Home owners question advantages of new legalisation in Estepona, Andalucia
We're going local. Estepona, a Costa del Sol city in which many non-native Spanish live, faces a dramatic change in legislation that will alter property contracts in this location. As it is published in Sur (local newspaper):
"The decree, which affects all of Andalucía, aims to legalise many of the buildings constructed on rural land. Nevertheless this still leaves a large number of properties that for one reason or another will not qualify for the legalisation process.
A lawyer representing a number of owners of ‘campitos’ in Estepona, José Martín, explains that many of his clients are afraid to make use of the office set up in September for owners to declare their properties in order to draw up a census. Those who suspect that their rural homes will not be eligible for legalisation fear the repercussions of joining the census.

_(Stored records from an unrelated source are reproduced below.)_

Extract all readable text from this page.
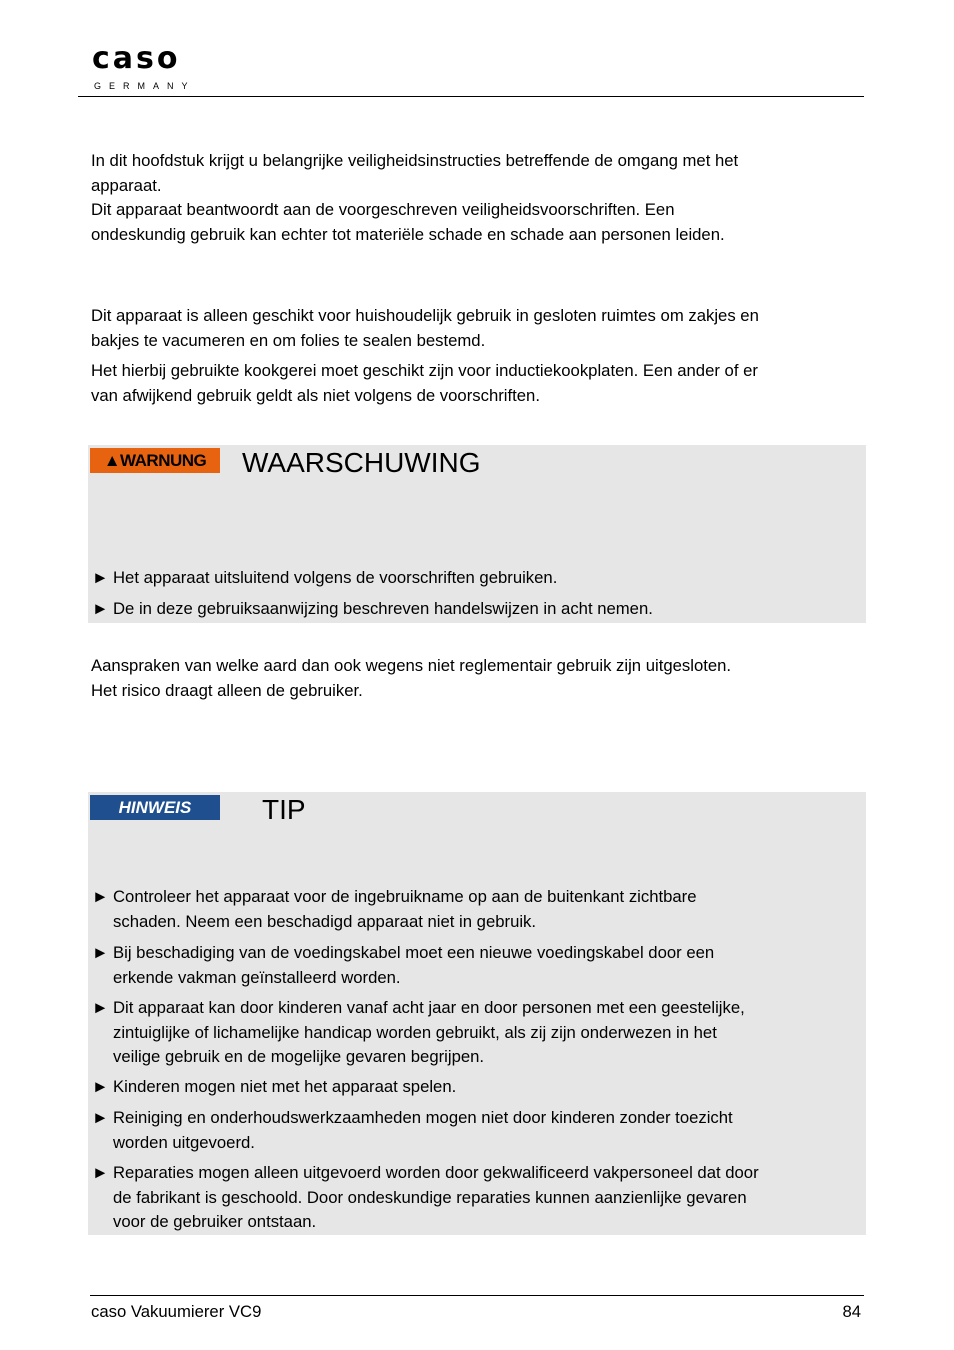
caso
GERMANY

In dit hoofdstuk krijgt u belangrijke veiligheidsinstructies betreffende de omgang met het
apparaat.

Dit apparaat beantwoordt aan de voorgeschreven veiligheidsvoorschriften. Een
ondeskundig gebruik kan echter tot materiële schade en schade aan personen leiden.

Dit apparaat is alleen geschikt voor huishoudelijk gebruik in gesloten ruimtes om zakjes en
bakjes te vacumeren en om folies te sealen bestemd.

Het hierbij gebruikte kookgerei moet geschikt zijn voor inductiekookplaten. Een ander of er
van afwijkend gebruik geldt als niet volgens de voorschriften.

▲WARNUNG	WAARSCHUWING
► Het apparaat uitsluitend volgens de voorschriften gebruiken.
► De in deze gebruiksaanwijzing beschreven handelswijzen in acht nemen.

Aanspraken van welke aard dan ook wegens niet reglementair gebruik zijn uitgesloten.
Het risico draagt alleen de gebruiker.

HINWEIS	TIP
► Controleer het apparaat voor de ingebruikname op aan de buitenkant zichtbare
schaden. Neem een beschadigd apparaat niet in gebruik.
► Bij beschadiging van de voedingskabel moet een nieuwe voedingskabel door een
erkende vakman geïnstalleerd worden.
► Dit apparaat kan door kinderen vanaf acht jaar en door personen met een geestelijke,
zintuiglijke of lichamelijke handicap worden gebruikt, als zij zijn onderwezen in het
veilige gebruik en de mogelijke gevaren begrijpen.
► Kinderen mogen niet met het apparaat spelen.
► Reiniging en onderhoudswerkzaamheden mogen niet door kinderen zonder toezicht
worden uitgevoerd.
► Reparaties mogen alleen uitgevoerd worden door gekwalificeerd vakpersoneel dat door
de fabrikant is geschoold. Door ondeskundige reparaties kunnen aanzienlijke gevaren
voor de gebruiker ontstaan.
caso Vakuumierer VC9	84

“There are people who are too afraid to go to the registry, because if it is established that they have committed a planning offence the fines are astronomical and they have to demolish their homes”, said the lawyer, who is also a member of the ‘Plataforma de Vecinos de Estepona’. “A neighbour in this situation who is also my client was notified that he would have to pay a fine of 120,000 euros and knock his house down, and we are trying to delay this as much as possible”, said Martín.
Owners are also concerned about the consequences of being declared legal. If as a result of the decree the land occupied by these rural ‘campitos’ is declared as ‘urban’, their IBI (housing tax) rates will rocket. “They would have to pay one year’s tax plus the bill for the three previous years; for some-one who has a hectare of land that means their rates would go from 40 euros to 14,000”, explains Martín".